Fundamental principle: For any tool of any kind -- hardware or software -- it's impossible to understand exactly what it can do until the tool is pushed to the limits where it breaks. At that point, an examination of the pieces shows where its strengths and weaknesses lie.
For LLMs, some of the breaking points have been published as hallucinations and humorous nonsense. But more R & D is necessary to determine where the boundaries are, how to overcome them, work around them, and supplement them with the 60+ years of other AI tools.
Anatoly> When you target LLM and ANN as its engine, you should consider that this is very fast moving target. E.g. consider recent work (and imagine what can be done there in a year or two in graph-of-thoughts architectures) . . .

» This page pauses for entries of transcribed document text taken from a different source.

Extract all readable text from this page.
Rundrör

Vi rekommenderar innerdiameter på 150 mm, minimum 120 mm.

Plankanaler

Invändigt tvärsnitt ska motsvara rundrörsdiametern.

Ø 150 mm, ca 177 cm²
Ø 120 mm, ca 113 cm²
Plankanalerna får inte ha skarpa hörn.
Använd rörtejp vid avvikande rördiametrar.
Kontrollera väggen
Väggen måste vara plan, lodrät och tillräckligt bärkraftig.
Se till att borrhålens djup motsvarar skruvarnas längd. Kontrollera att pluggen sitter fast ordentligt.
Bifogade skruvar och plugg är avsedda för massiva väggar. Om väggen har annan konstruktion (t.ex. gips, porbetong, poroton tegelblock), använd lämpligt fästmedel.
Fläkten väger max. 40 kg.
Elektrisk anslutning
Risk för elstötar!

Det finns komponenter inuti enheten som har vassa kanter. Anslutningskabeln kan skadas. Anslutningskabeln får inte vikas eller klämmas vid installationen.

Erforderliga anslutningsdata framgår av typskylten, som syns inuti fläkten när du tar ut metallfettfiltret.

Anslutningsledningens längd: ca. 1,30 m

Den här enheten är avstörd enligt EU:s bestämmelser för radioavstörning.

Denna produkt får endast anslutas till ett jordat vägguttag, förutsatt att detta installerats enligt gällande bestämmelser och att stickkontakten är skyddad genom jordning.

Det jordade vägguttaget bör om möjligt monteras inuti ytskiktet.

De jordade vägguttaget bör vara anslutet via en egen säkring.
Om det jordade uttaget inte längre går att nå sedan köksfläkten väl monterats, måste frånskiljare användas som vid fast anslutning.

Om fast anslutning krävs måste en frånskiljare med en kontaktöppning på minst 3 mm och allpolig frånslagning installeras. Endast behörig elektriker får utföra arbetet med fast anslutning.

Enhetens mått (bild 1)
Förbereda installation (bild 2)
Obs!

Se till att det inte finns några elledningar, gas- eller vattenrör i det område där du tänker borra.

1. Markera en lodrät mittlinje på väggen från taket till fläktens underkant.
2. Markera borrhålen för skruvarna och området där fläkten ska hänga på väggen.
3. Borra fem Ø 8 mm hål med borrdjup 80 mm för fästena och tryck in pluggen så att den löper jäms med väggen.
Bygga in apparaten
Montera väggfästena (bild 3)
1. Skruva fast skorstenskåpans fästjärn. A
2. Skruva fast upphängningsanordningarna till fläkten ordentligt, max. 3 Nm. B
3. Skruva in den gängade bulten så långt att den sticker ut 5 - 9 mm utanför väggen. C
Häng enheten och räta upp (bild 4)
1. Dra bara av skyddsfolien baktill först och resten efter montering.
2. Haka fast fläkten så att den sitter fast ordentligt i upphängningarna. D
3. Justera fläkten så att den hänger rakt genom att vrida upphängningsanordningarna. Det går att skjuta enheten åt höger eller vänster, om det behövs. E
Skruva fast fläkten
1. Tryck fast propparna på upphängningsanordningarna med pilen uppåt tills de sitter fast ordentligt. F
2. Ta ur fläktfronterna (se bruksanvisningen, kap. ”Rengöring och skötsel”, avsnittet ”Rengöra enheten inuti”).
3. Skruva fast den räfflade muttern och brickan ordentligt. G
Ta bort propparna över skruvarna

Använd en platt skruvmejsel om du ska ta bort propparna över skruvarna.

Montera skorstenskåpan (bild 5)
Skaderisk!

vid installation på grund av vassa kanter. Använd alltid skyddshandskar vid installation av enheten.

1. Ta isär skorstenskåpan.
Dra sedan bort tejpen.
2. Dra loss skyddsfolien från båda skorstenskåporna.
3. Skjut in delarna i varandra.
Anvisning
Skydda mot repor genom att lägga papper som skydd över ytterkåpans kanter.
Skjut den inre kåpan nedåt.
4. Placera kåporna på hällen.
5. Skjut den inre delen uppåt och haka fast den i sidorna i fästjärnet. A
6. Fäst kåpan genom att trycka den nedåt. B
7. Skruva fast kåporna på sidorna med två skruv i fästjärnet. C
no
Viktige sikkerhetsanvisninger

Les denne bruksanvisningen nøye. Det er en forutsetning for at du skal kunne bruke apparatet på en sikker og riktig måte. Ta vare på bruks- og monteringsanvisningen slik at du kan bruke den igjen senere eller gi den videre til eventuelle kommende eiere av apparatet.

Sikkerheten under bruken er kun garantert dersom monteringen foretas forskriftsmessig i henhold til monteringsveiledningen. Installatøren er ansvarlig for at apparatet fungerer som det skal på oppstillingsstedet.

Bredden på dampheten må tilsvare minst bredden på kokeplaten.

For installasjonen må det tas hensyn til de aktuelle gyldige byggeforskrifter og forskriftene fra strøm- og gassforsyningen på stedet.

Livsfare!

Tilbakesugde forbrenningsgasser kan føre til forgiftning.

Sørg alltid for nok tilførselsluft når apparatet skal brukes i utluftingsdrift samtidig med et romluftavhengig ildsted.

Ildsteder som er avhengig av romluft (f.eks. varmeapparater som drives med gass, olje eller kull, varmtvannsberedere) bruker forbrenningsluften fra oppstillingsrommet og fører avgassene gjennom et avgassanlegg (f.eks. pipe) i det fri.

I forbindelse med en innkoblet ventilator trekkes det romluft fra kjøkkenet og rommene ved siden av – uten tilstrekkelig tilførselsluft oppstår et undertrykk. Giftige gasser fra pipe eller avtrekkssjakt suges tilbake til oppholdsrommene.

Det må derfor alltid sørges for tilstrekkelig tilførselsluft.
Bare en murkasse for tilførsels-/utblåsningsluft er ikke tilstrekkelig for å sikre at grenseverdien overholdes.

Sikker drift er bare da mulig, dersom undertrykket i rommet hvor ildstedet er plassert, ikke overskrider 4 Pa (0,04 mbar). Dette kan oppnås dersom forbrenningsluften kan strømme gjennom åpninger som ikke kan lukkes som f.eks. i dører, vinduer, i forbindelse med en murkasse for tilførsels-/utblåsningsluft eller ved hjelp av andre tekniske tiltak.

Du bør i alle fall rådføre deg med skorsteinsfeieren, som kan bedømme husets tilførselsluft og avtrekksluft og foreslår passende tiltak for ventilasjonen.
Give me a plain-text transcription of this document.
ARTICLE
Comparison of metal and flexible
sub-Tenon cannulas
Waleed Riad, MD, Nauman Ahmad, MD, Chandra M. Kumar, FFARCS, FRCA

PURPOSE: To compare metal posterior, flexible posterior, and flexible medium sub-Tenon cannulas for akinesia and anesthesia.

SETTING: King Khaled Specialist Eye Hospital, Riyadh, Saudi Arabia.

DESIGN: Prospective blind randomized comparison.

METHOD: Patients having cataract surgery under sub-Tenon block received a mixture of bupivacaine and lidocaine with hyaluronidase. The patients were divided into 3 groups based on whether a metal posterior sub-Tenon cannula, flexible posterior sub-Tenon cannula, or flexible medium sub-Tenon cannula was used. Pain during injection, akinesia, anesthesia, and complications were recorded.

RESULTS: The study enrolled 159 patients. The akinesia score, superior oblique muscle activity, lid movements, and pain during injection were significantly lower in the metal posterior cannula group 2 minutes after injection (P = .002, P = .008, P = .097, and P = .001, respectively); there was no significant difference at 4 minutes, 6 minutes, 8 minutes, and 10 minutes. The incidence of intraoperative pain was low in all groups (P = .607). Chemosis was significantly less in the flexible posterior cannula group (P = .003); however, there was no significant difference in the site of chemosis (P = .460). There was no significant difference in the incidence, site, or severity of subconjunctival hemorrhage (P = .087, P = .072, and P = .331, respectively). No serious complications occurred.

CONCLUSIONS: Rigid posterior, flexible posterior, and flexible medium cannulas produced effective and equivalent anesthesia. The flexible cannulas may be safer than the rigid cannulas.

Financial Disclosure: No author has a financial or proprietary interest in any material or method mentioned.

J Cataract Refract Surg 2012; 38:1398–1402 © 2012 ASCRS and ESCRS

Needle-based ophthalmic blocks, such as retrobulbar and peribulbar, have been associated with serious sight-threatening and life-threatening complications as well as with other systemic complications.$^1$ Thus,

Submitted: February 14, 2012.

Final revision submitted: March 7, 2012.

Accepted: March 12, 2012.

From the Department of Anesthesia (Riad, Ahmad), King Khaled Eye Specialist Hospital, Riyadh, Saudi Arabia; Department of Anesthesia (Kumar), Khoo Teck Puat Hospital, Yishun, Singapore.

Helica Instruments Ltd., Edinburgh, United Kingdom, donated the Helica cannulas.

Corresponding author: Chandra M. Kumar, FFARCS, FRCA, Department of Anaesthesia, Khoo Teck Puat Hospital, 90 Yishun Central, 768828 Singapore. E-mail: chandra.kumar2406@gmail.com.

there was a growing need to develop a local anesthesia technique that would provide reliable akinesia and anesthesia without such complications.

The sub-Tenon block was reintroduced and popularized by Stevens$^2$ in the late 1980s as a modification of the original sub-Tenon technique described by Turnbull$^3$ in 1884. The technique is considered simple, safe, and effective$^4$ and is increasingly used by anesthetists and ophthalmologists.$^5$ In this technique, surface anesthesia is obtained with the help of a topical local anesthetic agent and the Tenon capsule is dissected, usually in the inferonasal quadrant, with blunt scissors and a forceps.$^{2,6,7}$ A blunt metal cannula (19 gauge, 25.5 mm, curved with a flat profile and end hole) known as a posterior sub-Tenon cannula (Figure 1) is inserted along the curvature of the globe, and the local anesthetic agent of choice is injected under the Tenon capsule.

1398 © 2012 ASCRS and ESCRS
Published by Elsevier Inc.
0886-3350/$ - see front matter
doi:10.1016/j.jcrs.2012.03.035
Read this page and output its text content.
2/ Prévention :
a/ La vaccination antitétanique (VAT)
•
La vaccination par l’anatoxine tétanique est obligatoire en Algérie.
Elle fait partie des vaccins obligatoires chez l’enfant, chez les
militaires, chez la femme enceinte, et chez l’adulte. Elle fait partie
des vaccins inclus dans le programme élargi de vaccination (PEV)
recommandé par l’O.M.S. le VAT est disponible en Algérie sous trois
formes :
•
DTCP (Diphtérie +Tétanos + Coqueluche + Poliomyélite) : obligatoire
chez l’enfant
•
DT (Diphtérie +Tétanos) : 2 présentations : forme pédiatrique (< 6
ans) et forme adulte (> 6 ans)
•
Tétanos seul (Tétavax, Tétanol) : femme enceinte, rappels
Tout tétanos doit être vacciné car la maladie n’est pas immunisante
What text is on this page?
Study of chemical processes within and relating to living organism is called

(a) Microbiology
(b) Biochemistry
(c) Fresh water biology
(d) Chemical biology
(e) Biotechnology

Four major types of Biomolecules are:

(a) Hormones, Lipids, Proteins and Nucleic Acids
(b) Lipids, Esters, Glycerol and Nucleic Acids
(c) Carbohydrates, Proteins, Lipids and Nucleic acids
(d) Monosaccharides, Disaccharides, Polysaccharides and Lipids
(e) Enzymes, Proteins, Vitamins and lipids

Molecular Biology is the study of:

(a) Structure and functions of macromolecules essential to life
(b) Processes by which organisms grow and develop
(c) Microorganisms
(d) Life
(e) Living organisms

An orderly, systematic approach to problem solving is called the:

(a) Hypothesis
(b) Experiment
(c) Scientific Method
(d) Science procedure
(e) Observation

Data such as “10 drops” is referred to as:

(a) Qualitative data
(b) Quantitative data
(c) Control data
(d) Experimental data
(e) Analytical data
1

Yes, that's obvious. The article you cited looks interesting, and there are many others. They are certainly worth exploring. But I emphasize the question I asked: Google and OpenAI have been exploring this technology for quite a few years. What mission-critical applications have they or anybody else discovered and implemented?
So far the only truly successful applications are in MT -- machine translation of languages, natural and artificial. Can anybody point to any other applications that are mission critical for any business or government organization anywhere?
Stephen Young> Yup. My 17yo only managed 94% in his Math exam. He got 6% wrong. Hopeless - he'll never amount to anything.
The LLMs have been successful in passing various tests at levels that match or surpass the best humans. But that's because they cheat. They have access to a huge amount of information on the WWW about a huge range of tests. Bur when they are asked routine questions for which the answers or the methods for generating answers cannot be found, they make truly stupid mistakes.
No mission-critical system that guides a car, an airplane, a rocket, or a farmer's plow can depend on such tools.
Dan Brickley> Encouraging members of this forum to delay putting time into learning how to use LLMs is doing them no favours. All of us love to feel we can see through hype, but it’s also a brainworm that means we’ll occasionally miss out on things whose hype is grounded in substance.
Yes, I enthusiastically agree. We must always ask questions. We must study how LLMs work, what they do, and what their limitations are. If they cannot solve some puzzle, it's essential to find out why. Noticing a failure on one problem is not an excuse for giving up. It's a clue for guiding the search.
Alex> I'm researching how LLMs work. And we will really find out where they will be used after the hype in 3-5 years.
Yes. But that is when everybody else will have won the big contracts to develop the mission-critical applications.
Now is the time to do the critical research on where the strengths and limitations are. Right now, the crowd is having fun building toys that exploit the obvious strengths. The people who are doing the truly fundamental research are exploring the limitations and how to get around them.